Pulitzers ad infinitum

May 27, 2009 13:19

Been a long while since I posted one of these. I haven't been moving very fast with the books, anyway, mostly because there have been a number of either weighty tomes or literary duds. Anyway, here's the last batch:

1980: The Executioner's Song by Norman Mailer. This falls into the "tome" category: eight or nine hundred pages on the real-life crimes and trial of Gary Gilmore, who murdered two men for no particular reason and then chose not to contest his sentence of execution. It clearly owes a lot to Capote's In Cold Blood - the similarities between the two books are marked - but Mailer extends the narrative into the media circus surrounding Gilmore. It's long, exhaustively researched, and for the most part, very interesting.

1979: The Stories of John Cheever by (you guessed it) John Cheever. Fuck you, John Cheever. I won't lie to you: I did not finish this book. It exemplifies everything that sucks about the Pulitzers, being composed of smug, self-satisfied, literary jerk-off stories about rich New Yorkers and their servants. The best I can say for it is that Cheever is dead, and therefore no longer writing such shitbombs.

1978: Elbow Room by James Alan McPherson. Shrug. It was okay. Afros and petty gangsters figure prominently, which is a plus.

1976: Humboldt's Gift by Saul Bellow. What's this? A novel about a wealthy New York writer struggling to find meaning in his life? Wow, never seen that before. Funny at times, yes, but horribly, painfully pedantic.

1975: The Killer Angels by Michael Shaara. Finally, a good book! A great book, in fact, such as nearly redeems the others. Shaara's dramatization of the Battle of Gettysburg is a page-turner, with vividly drawn historical characters, tense action sequences, and a heartfelt consideration of the reasons (and lack thereof) this country fought the Civil War.

1973: The Optimist's Daughter by Eudora Welty. An aging Mississippi woman mourns her parents' deaths.
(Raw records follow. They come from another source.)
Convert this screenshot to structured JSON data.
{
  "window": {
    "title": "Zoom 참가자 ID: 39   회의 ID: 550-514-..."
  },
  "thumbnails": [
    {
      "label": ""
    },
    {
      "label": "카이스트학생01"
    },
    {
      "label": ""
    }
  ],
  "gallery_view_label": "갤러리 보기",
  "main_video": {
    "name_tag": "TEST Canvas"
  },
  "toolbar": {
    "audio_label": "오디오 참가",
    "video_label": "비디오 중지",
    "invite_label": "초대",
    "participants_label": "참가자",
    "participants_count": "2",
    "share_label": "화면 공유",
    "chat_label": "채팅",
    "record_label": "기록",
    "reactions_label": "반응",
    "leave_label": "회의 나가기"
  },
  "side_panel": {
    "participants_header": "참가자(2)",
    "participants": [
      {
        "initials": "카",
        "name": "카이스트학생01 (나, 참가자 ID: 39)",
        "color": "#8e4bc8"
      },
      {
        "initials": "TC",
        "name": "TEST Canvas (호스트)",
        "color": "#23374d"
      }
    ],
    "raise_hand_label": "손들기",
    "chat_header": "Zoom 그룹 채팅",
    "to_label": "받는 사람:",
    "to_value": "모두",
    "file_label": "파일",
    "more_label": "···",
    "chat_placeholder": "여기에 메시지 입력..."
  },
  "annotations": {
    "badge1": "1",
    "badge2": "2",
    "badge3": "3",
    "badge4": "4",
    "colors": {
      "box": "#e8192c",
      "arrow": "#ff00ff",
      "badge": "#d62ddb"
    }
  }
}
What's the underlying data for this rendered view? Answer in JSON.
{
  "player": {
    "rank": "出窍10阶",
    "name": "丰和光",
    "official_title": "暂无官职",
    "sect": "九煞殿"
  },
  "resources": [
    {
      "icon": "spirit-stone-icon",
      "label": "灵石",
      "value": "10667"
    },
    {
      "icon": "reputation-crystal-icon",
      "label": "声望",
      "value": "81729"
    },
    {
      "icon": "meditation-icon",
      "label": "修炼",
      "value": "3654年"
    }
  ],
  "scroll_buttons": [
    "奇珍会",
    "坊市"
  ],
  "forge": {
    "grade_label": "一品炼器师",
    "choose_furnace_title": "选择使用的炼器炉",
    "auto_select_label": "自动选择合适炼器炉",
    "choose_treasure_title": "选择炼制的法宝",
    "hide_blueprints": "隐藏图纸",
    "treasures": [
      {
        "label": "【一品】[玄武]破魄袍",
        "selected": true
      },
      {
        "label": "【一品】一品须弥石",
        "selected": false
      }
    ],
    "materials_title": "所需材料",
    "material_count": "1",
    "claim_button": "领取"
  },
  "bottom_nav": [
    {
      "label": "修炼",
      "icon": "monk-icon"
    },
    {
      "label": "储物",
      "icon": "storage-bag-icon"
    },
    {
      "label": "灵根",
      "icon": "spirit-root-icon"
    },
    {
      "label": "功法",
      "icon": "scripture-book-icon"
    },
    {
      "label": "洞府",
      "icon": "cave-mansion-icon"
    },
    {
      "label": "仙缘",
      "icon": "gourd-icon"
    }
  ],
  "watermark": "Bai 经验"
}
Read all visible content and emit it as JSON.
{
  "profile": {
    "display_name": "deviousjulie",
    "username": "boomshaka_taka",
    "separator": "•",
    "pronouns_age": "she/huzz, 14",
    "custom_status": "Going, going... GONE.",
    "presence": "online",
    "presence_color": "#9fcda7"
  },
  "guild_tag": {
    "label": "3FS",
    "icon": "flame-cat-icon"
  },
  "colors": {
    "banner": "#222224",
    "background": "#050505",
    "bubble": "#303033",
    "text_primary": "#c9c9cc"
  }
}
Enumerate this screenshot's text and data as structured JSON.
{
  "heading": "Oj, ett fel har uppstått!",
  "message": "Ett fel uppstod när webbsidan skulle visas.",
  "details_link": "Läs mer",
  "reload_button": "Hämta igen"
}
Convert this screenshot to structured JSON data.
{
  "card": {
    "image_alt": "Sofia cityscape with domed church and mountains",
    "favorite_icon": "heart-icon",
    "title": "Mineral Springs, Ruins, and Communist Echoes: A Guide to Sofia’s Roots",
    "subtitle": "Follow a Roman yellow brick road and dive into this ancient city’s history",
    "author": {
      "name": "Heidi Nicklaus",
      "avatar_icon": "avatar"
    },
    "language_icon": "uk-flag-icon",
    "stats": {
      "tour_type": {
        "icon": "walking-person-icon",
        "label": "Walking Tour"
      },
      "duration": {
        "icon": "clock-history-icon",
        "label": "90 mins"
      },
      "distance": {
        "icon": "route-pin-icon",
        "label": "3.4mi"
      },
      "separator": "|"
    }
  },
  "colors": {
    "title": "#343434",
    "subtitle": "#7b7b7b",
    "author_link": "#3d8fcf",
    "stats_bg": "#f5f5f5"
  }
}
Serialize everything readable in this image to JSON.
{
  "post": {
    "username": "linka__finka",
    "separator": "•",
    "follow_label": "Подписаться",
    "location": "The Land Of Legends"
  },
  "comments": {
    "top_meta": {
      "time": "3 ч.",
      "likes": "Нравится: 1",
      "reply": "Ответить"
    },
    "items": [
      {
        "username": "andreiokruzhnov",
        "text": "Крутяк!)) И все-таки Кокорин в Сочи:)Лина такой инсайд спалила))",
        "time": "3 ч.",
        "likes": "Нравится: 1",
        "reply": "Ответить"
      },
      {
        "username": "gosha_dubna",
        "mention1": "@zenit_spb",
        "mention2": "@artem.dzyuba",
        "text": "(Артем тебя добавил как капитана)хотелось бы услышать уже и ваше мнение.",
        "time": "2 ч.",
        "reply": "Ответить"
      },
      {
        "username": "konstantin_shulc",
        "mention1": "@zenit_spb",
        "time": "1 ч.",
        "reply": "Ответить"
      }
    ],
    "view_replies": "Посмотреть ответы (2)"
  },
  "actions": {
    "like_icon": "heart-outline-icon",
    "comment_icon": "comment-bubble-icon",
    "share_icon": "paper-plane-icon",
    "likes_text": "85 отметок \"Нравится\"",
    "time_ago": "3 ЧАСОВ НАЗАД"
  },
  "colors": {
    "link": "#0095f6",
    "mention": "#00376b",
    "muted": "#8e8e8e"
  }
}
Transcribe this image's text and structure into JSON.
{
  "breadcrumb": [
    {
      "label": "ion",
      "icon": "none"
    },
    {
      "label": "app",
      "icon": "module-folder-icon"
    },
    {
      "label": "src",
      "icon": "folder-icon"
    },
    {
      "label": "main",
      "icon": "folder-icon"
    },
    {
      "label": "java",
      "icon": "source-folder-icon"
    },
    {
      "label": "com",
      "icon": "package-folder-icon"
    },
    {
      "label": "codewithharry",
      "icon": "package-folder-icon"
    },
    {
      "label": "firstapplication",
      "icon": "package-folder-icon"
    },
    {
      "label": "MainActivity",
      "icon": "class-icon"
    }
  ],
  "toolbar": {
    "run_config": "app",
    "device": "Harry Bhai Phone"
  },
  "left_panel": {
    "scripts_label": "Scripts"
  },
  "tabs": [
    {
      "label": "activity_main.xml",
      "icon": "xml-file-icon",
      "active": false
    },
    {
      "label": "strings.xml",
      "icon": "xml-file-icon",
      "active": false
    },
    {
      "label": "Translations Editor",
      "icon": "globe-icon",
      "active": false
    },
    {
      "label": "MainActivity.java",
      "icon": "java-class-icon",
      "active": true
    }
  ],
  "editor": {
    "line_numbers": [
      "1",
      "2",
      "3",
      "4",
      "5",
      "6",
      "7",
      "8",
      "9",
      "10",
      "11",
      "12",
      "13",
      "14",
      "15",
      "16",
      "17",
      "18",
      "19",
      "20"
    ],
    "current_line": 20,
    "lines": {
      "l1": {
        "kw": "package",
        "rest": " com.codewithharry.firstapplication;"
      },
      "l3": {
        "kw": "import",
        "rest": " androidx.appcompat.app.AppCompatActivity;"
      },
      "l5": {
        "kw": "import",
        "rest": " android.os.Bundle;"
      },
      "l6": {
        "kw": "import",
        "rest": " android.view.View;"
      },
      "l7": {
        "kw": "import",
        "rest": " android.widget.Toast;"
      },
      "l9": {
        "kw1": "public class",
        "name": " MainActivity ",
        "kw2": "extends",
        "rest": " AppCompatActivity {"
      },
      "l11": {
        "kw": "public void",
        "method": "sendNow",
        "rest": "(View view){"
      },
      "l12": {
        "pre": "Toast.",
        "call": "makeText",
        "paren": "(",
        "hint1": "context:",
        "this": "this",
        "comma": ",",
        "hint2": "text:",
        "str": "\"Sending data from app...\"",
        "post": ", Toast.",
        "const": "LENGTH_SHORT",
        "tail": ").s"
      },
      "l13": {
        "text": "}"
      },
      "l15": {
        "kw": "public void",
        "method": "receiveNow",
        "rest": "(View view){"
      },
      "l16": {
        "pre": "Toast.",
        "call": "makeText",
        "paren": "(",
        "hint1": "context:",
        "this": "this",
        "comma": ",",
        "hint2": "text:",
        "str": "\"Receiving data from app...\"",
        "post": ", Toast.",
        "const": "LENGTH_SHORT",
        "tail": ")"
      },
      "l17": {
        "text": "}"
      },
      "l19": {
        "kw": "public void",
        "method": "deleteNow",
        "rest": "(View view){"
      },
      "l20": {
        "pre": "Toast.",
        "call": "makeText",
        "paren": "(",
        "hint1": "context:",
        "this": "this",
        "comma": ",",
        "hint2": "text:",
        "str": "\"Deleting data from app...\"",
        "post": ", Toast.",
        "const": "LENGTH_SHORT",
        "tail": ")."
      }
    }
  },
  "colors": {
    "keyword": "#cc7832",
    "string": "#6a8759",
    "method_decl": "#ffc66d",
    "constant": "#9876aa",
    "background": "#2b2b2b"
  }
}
I feel completely neutral about this book. Didn't hate it, didn't love it. In fact, it did nothing for me at all. Apparently the New York Times Book Review called it "The best book Eudora Welty has ever written," which makes me wonder if that was really a recommendation.

Still reading? Congratulations. So am I, though after this last bunch I'm starting to wonder if it's worth it.